Optimize blob storage Deltalake using local scope table on Azure Databricks

445 views Asked by At

How can you optimize an Azure blob storage delta table on Azure Databricks, while not putting the table to a global scope? Optimizing and z-ordering a delta table on an Azure blob storage can be done via (cf. docs):

spark.sql('DROP TABLE IF EXISTS T')
spark.sql("CREATE TABLE T USING DELTA LOCATION
          'wasbs://[email protected]/path/to/df'"
spark.sql('OPTIMIZE T ZORDER BY (colname)')
spark.sql('DROP TABLE IF EXISTS T')

However, the table T has a global scope, such that this command fails, if other users have already labeled a table with the name T.
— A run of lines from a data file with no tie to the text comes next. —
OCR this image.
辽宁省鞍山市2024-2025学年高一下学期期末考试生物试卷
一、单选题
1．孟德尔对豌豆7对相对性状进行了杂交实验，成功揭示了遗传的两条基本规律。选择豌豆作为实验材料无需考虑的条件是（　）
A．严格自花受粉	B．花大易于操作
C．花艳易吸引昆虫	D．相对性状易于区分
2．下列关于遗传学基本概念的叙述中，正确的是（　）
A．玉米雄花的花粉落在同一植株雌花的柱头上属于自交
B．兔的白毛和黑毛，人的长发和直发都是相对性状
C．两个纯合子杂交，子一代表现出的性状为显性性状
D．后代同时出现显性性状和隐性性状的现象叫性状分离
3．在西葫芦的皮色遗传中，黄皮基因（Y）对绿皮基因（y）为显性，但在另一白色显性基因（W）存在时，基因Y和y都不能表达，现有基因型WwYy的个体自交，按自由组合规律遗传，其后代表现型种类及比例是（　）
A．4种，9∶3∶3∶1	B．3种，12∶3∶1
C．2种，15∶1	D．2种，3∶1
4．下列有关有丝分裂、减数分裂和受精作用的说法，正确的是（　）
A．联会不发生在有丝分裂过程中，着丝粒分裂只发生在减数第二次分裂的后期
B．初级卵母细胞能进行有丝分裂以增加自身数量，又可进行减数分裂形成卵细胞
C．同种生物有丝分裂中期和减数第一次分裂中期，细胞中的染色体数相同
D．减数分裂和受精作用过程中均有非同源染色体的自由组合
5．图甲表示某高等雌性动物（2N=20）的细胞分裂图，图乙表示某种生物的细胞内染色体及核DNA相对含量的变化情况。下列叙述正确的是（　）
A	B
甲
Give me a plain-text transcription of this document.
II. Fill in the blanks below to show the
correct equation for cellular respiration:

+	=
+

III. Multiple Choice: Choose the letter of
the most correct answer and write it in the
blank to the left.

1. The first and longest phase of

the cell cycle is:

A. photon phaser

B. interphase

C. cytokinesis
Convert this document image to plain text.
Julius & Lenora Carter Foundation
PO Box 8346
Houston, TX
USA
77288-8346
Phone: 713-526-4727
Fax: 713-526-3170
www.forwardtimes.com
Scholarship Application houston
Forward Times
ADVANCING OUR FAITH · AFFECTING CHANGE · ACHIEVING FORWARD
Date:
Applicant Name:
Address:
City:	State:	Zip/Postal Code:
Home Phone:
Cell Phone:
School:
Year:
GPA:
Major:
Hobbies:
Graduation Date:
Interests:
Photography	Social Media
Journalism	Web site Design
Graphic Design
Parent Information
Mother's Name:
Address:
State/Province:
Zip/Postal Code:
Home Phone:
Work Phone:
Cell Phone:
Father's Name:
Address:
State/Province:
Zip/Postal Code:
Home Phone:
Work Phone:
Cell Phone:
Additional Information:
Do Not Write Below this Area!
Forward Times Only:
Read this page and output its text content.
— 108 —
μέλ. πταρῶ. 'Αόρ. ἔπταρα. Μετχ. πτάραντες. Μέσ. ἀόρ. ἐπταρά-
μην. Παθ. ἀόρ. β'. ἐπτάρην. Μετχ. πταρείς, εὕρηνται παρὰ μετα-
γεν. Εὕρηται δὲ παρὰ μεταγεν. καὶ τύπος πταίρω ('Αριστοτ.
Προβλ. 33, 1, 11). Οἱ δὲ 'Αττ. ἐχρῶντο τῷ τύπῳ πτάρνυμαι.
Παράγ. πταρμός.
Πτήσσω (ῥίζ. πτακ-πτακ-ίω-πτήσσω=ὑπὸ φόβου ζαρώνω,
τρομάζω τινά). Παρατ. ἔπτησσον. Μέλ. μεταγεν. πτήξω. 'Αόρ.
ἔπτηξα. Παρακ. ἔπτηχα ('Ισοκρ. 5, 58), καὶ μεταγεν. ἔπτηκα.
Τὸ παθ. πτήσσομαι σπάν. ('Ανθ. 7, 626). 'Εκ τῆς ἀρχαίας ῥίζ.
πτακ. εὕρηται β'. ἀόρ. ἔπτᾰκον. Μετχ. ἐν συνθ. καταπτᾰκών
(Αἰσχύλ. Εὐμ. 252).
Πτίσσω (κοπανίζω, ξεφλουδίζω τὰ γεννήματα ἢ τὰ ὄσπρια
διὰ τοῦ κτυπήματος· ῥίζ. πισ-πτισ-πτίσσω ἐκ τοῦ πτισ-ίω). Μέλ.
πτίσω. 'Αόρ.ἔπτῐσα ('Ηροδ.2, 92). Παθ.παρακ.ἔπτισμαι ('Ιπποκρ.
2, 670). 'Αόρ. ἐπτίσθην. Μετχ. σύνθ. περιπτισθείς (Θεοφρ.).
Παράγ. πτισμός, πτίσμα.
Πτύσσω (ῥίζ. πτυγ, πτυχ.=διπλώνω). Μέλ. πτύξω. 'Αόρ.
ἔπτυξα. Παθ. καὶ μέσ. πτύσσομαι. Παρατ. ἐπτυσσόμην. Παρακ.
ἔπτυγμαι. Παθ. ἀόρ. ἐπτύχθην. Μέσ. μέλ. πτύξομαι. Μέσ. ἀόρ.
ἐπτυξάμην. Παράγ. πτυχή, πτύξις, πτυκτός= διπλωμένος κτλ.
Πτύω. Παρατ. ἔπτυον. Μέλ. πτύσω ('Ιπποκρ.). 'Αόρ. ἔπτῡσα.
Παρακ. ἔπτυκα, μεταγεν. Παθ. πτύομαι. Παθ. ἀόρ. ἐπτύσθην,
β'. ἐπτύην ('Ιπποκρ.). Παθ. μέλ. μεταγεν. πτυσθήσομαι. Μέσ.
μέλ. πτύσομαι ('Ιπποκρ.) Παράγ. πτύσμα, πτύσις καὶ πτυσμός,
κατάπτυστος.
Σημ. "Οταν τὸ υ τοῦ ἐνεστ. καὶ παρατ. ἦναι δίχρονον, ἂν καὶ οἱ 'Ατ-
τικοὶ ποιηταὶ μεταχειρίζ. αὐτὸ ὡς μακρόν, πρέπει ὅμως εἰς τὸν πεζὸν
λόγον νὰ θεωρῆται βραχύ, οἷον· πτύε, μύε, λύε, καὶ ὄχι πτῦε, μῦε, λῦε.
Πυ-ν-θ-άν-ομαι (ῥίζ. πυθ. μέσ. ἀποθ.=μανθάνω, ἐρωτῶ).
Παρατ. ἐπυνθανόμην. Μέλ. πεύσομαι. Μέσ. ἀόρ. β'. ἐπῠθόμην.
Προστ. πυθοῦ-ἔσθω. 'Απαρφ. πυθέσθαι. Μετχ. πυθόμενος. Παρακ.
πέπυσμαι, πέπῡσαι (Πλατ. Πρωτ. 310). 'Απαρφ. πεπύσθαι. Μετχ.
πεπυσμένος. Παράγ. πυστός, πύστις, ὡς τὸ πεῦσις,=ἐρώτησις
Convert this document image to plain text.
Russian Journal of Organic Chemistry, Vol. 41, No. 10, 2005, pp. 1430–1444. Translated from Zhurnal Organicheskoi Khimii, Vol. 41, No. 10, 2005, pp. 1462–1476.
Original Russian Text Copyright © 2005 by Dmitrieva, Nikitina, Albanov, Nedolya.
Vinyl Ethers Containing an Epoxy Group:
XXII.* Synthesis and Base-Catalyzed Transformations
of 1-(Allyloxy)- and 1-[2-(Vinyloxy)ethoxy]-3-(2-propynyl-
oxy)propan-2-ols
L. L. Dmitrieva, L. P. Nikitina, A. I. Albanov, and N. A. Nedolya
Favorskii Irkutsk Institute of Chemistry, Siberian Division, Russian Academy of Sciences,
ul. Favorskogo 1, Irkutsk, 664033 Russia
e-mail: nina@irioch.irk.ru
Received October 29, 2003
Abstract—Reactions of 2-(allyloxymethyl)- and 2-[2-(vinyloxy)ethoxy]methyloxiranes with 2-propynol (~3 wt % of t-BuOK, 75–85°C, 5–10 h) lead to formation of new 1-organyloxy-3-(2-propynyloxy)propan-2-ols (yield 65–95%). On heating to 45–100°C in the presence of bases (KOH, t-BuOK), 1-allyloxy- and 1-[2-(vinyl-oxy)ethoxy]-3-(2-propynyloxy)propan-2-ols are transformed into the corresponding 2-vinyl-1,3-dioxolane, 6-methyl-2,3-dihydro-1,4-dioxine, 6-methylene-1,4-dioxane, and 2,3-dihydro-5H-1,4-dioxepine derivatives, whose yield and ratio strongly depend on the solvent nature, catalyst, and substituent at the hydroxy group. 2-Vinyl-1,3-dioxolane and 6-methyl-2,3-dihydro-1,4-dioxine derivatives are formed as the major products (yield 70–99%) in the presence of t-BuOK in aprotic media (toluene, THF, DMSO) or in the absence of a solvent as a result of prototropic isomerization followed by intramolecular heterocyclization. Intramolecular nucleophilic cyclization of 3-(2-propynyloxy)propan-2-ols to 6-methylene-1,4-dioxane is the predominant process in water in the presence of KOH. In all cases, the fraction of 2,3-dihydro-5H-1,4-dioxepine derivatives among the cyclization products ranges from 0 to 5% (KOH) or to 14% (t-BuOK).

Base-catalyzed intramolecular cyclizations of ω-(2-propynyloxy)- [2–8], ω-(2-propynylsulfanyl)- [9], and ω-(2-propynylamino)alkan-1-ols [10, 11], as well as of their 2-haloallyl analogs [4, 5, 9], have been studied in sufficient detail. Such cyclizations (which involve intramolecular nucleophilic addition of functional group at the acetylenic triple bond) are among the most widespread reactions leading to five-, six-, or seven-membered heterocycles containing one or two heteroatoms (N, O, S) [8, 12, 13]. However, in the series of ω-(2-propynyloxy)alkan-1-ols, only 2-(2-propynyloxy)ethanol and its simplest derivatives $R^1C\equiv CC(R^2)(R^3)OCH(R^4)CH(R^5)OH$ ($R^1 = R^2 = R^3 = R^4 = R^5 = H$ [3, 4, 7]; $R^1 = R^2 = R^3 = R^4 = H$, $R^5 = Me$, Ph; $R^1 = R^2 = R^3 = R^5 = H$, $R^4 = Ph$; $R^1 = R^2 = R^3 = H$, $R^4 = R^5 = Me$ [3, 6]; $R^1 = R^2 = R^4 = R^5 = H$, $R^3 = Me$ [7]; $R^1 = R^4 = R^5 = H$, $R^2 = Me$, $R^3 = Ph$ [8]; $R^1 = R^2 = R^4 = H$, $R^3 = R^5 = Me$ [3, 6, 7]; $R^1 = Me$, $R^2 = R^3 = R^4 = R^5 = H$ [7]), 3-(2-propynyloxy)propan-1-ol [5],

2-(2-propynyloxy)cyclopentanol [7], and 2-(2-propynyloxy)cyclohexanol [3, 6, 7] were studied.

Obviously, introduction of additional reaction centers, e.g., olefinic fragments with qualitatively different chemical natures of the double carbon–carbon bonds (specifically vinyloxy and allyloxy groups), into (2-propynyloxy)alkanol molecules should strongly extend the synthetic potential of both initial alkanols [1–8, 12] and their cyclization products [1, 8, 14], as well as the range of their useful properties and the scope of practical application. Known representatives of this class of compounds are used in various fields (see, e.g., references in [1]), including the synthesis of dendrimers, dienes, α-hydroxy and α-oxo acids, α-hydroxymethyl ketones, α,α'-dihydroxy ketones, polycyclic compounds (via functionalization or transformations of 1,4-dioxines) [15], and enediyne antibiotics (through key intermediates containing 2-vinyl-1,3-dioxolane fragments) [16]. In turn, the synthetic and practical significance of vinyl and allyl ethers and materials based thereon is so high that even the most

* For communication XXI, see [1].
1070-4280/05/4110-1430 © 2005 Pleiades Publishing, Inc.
A possible solution might be the following, but is this the easiest way (why are ` needed and not ')?

spark.sql("OPTIMIZE delta.`wasbs://[email protected]/path/to/df`
           ZORDER BY (colname)")
1

There are 1 answers

0
Douglas M On BEST ANSWER

Two thoughts:

  1. You can & should scope the table to a database. The example above has 'default' as the database name. Just use MY_DB as an example:
spark.sql("CREATE TABLE MY_DB.T USING DELTA LOCATION
      'wasbs://[email protected]/path/to/df'"
  1. Yes, your suggestion is also correct. The back tics are a weird spark-ism for specifying the LOCATION property of a data set in a select clause.